The deluge caused at least one river to spill its banks and about a dozen homes along the Chilliwack River were evacuated.

"I think that only in a province like B.C. can we go from drought to flood over the course of a week," said Allan Chapman, the head of the Environment Ministry's river forecast centre.

"We've been measuring very high rates of rainfall, in fact, probably some of the highest rainfall we've ever measured at a number of sites throughout the south coast."

An intense frontal system slammed the area shortly after nightfall Sunday, swelling coastal rivers already brimming after several days of heavy rain.

The Pineapple Express is a subtropical jet stream that brings warm, moist air from the south Pacific Ocean to the West Coast. But the term has also come to be used to describe the intense rainstorms that sweep in from the ocean in the early fall and winter.

Temperatures soared to 15 C in Vancouver on Monday.

Such storms can pose a two-pronged threat to coastal British Columbia since precipitation falls as rain instead of snow in the mountains, increasing the runoff into the local rivers, while it also melts the snow lying at lower altitudes, adding even more water to swollen stream and river beds.

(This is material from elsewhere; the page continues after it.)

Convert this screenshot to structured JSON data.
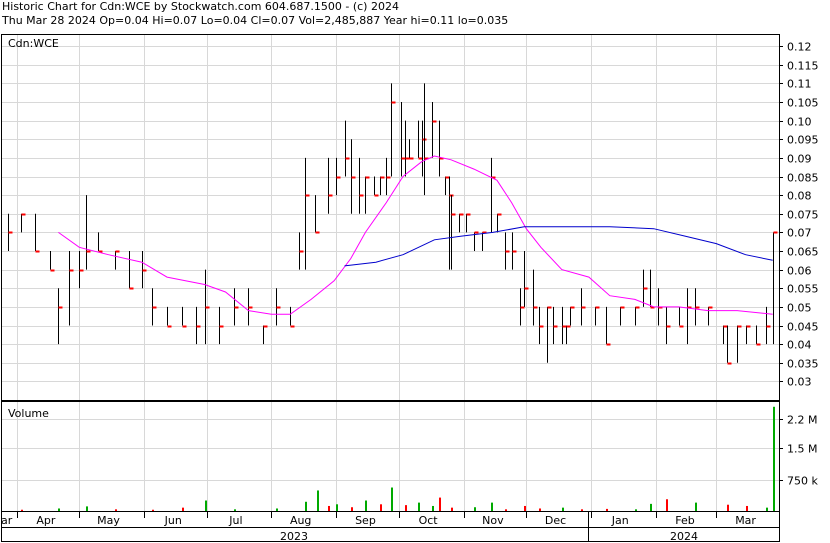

Some areas had seen 200 to 350 millimetres of rain since Thursday afternoon, Chapman said from the headquarters of the Provincial Emergency Program.

The Nooksack River in Washington state was expected to reach flood level later in the afternoon, sending water over the border.

Chapman said it was difficult to accurately predict the flood pattern of other area rivers.

"The rainfall magnitudes we're receiving . . . . are amongst the highest we've ever recorded, so it goes a little bit beyond our record of understanding of these rivers," he said.

Larger rivers flowing into Howe Sound, such as the Squamish and Cheakamus, were not of major concern, but Chapman said high flows were being seen in smaller rivers in the Squamish-Whistler-Pemberton corridor.

On Vancouver Island, Chapman said, officials were seeing high flows on the Cowichan, Chemainus and Englishman rivers.

Notice of expected heavy rainfall went out to local governments and emergency agencies last Thursday and Friday.

"What was forecast is actually coming to fruition (and) local governments have been in the loop on this for quite some time," said Jim Whyte, the emergency program director in Victoria.